Sarah Koszyk is a sports nutritionist as well. She has claimed that not all sugars are made equally. Sugars that are found in fruits, vegetables, grains, starches, and dairy products are natural sugar. Natural sugar accounts for the total sugar that is found on a nutrition label. Koszyk has said that all these foods except dairy foods have dietary fiber as well. As per the experts, dietary fiber is a kind of carbohydrate that encourages satiety and offers health benefits linked to the heart. The authors of the study have said that if people are buying dried fruits, they should opt for a product that has a nutrition label, which mentions fruits only. Additional ingredients of sugar that are mentioned in the nutrition label contribute to the content of added sugar that is not good for the overall health. Health experts have said that as sweet stuff is called by numerous names, the content of added sugar is hard to be identified in packaged foods.
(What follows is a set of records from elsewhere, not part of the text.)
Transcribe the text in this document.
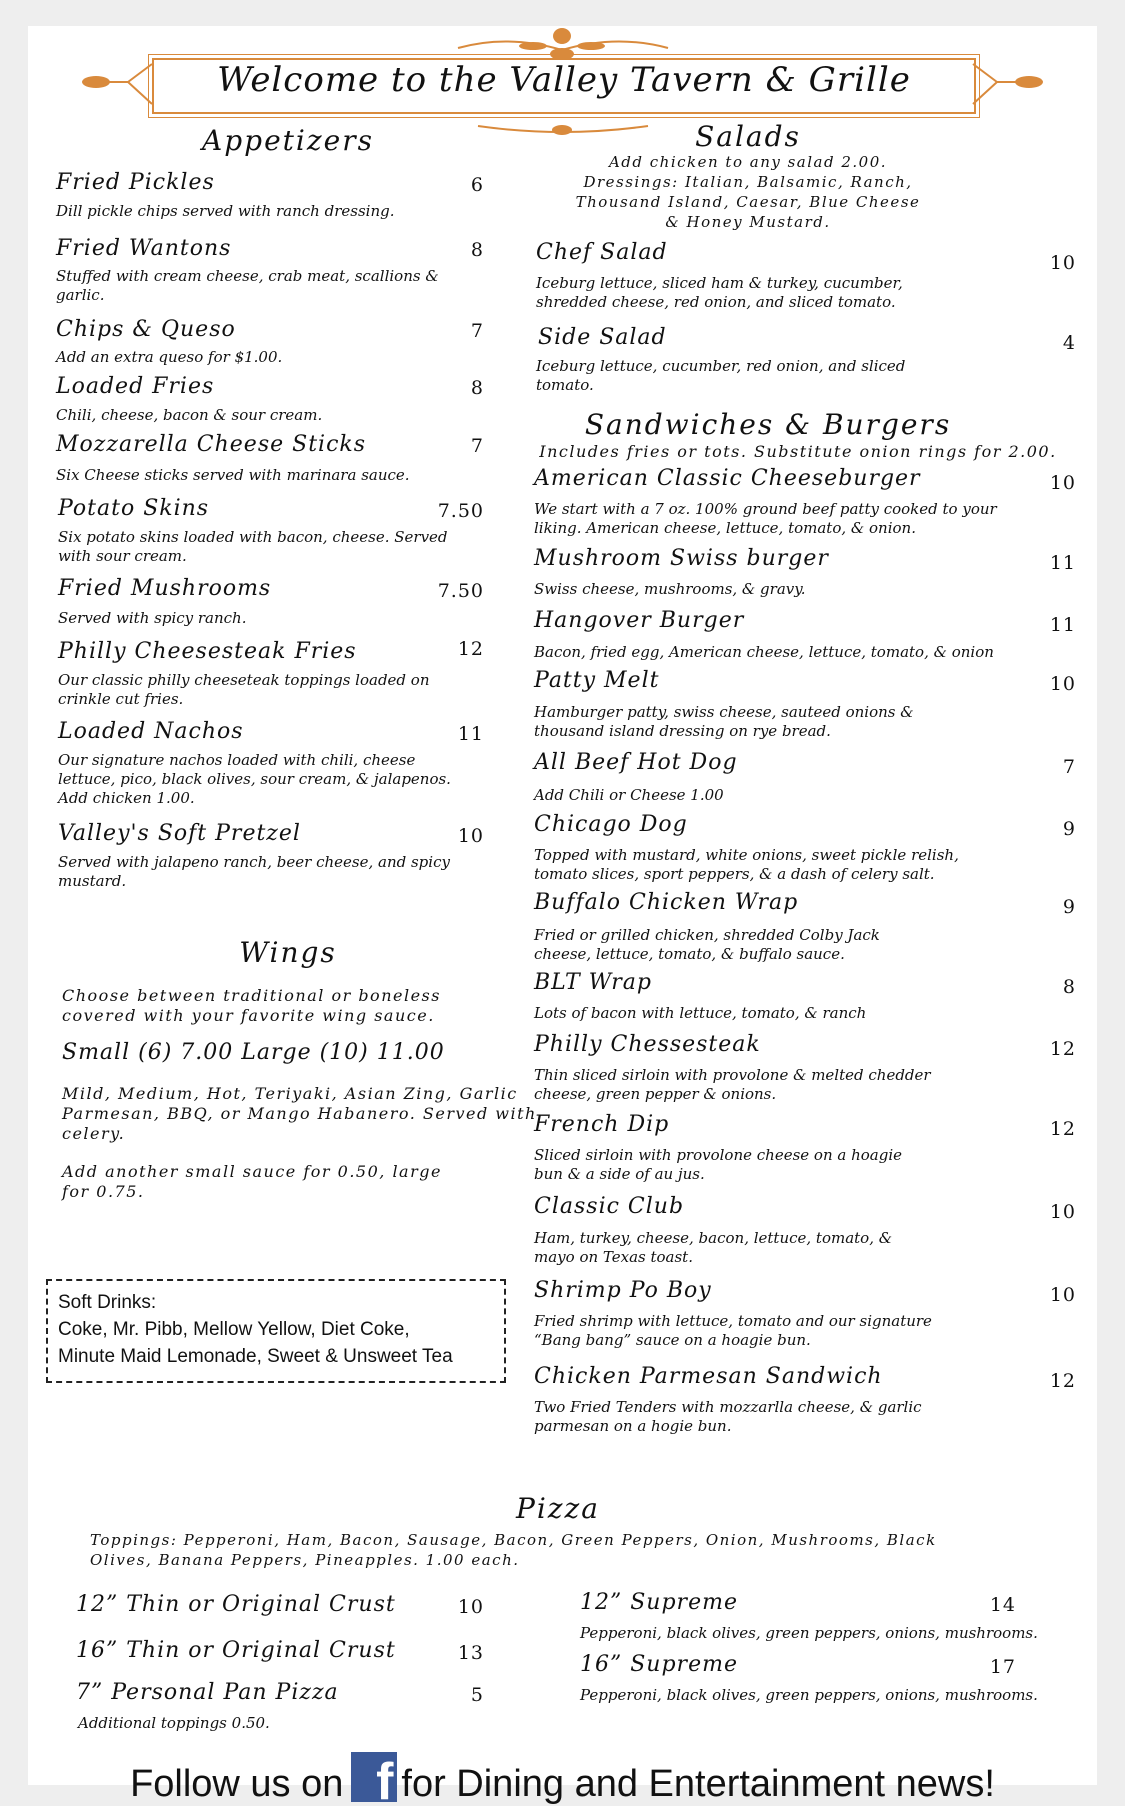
Welcome to the Valley Tavern & Grille
Appetizers
Fried Pickles	6
Dill pickle chips served with ranch dressing.
Fried Wantons	8
Stuffed with cream cheese, crab meat, scallions & garlic.
Chips & Queso	7
Add an extra queso for $1.00.
Loaded Fries	8
Chili, cheese, bacon & sour cream.
Mozzarella Cheese Sticks	7
Six Cheese sticks served with marinara sauce.
Potato Skins	7.50
Six potato skins loaded with bacon, cheese. Served with sour cream.
Fried Mushrooms	7.50
Served with spicy ranch.
Philly Cheesesteak Fries	12
Our classic philly cheeseteak toppings loaded on crinkle cut fries.
Loaded Nachos	11
Our signature nachos loaded with chili, cheese lettuce, pico, black olives, sour cream, & jalapenos. Add chicken 1.00.
Valley's Soft Pretzel	10
Served with jalapeno ranch, beer cheese, and spicy mustard.
Wings
Choose between traditional or boneless covered with your favorite wing sauce.
Small (6) 7.00 Large (10) 11.00
Mild, Medium, Hot, Teriyaki, Asian Zing, Garlic Parmesan, BBQ, or Mango Habanero. Served with celery.
Add another small sauce for 0.50, large for 0.75.
Soft Drinks:
Coke, Mr. Pibb, Mellow Yellow, Diet Coke,
Minute Maid Lemonade, Sweet & Unsweet Tea
Salads
Add chicken to any salad 2.00. Dressings: Italian, Balsamic, Ranch, Thousand Island, Caesar, Blue Cheese & Honey Mustard.
Chef Salad	10
Iceburg lettuce, sliced ham & turkey, cucumber, shredded cheese, red onion, and sliced tomato.
Side Salad	4
Iceburg lettuce, cucumber, red onion, and sliced tomato.
Sandwiches & Burgers
Includes fries or tots. Substitute onion rings for 2.00.
American Classic Cheeseburger	10
We start with a 7 oz. 100% ground beef patty cooked to your liking. American cheese, lettuce, tomato, & onion.
Mushroom Swiss burger	11
Swiss cheese, mushrooms, & gravy.
Hangover Burger	11
Bacon, fried egg, American cheese, lettuce, tomato, & onion
Patty Melt	10
Hamburger patty, swiss cheese, sauteed onions & thousand island dressing on rye bread.
All Beef Hot Dog	7
Add Chili or Cheese 1.00
Chicago Dog	9
Topped with mustard, white onions, sweet pickle relish, tomato slices, sport peppers, & a dash of celery salt.
Buffalo Chicken Wrap	9
Fried or grilled chicken, shredded Colby Jack cheese, lettuce, tomato, & buffalo sauce.
BLT Wrap	8
Lots of bacon with lettuce, tomato, & ranch
Philly Chessesteak	12
Thin sliced sirloin with provolone & melted chedder cheese, green pepper & onions.
French Dip	12
Sliced sirloin with provolone cheese on a hoagie bun & a side of au jus.
Classic Club	10
Ham, turkey, cheese, bacon, lettuce, tomato, & mayo on Texas toast.
Shrimp Po Boy	10
Fried shrimp with lettuce, tomato and our signature “Bang bang” sauce on a hoagie bun.
Chicken Parmesan Sandwich	12
Two Fried Tenders with mozzarlla cheese, & garlic parmesan on a hogie bun.
Pizza
Toppings: Pepperoni, Ham, Bacon, Sausage, Bacon, Green Peppers, Onion, Mushrooms, Black Olives, Banana Peppers, Pineapples. 1.00 each.
12” Thin or Original Crust	10
16” Thin or Original Crust	13
7” Personal Pan Pizza	5
Additional toppings 0.50.
12” Supreme	14
Pepperoni, black olives, green peppers, onions, mushrooms.
16” Supreme	17
Pepperoni, black olives, green peppers, onions, mushrooms.
Follow us on f for Dining and Entertainment news!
The US Centers for Disease Control and Prevention (CDC) has claimed that cane juice, dextrose, corn syrup, fruit nectars, lactose, maltose, maple syrup, fructose, glucose, malt syrup, molasses, raw sugar, sucrose, and high-fructose corn syrup are kinds of added sugar only. Dr. Sarah Koszyk has said that moderation and frequency matter the most when it comes to eating low sugar or reduced sugar items as the amounts of sugary items can still make a difference if people start eating them more often. She has said that stevia and monk fruit are good options for people who want to add some sweetness to their coffee or tea, as they are plant-based substitutes for sugar. These alternatives will help people maintain their glycemic index and promote low to no calorie consumption. Experts have said that one tablespoon of powdered stevia is equal to one cup of sugar.